Effect of Single-Use, Laser-Cut, Slow-Flow Nipples on respiration and Milk Ingestion in Preterm Infants

Written By: Katlyn McGrattan, David McFarland, Jesse Dean, Elizabeth Hill, David White, Bonnie Martin-Harris


Purpose: Single-use, laser-cut, slow-flow nipples were evaluated for their effect on respiration and milk ingestion in 13 healthy preterm infants (32.7–37.1 weeks postmenstrual age) under nonlaboratory, clinical conditions.
Method: The primary outcomes of minute ventilation and overall milk transfer were measured by using integrated nasal airflow and volume-calibrated bottles during suck bursts and suck burst breaks during slow-flow and standard-flow nipple bottle feedings.
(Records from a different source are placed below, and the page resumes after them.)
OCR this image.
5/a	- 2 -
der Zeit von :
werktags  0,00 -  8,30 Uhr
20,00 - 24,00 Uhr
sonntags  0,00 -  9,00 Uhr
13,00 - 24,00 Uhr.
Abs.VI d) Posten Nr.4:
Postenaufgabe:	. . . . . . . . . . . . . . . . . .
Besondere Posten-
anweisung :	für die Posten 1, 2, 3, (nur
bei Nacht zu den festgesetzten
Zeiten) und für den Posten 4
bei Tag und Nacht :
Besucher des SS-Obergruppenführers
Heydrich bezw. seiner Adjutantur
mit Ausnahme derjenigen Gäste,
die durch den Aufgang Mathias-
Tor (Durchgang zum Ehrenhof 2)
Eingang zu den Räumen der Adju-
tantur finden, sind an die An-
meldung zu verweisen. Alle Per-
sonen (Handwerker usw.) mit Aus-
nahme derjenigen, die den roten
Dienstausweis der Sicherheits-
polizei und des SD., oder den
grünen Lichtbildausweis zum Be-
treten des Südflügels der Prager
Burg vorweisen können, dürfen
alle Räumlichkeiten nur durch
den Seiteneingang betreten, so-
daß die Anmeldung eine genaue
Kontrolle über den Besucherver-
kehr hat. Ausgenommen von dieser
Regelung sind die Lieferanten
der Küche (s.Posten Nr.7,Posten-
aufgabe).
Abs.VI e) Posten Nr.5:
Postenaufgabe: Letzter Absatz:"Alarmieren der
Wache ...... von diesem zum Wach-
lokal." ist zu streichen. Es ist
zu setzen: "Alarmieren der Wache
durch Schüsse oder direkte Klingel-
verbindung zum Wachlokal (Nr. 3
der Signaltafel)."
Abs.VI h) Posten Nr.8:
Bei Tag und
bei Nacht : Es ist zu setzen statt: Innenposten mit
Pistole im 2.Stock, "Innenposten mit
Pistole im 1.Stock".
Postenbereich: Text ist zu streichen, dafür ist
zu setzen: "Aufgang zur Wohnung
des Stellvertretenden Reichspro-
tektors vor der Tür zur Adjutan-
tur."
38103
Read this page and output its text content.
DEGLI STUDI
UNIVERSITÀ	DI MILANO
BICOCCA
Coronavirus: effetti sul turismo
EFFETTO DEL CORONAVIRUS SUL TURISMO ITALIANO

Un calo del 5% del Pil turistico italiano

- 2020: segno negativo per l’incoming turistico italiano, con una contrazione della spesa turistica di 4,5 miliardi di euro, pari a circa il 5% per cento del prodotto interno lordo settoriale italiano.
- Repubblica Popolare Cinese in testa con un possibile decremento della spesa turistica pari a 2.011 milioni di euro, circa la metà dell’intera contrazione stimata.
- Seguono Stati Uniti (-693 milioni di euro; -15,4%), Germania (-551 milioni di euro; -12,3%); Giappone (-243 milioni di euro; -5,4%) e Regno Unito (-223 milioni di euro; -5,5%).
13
Wilcoxon signed-ranks tests were used to test the effect of nipple type on both outcomes.
Results: Prefeeding minute ventilation decreased significantly during suck bursts and returned to baseline values during suck burst breaks across both slow-flow and standard-flow nipples. No differences were
found in minute ventilation (p > .40) or overall milk transfer (p = .58) between slow-flow and standard-flow nipples.
Conclusions: The lack of difference in primary outcomes between the single-use slow-flow and standard-flow nipples may reflect variability in nipple properties among nipples produced by the same manufacturer. Future
investigations examining the effect of both single-use and reusable nipple products are warranted to better guide nipple selection during clinical care.

McGrattan K, McFarland D, Dean J, Hill E, White D, Martin-Harris B. Effect of single-use, laser-cut, slow-flow nipples on respiration and milk ingestion in preterm infants. American Journal of Speech-Language Pathology. 2017;26(3):832-839.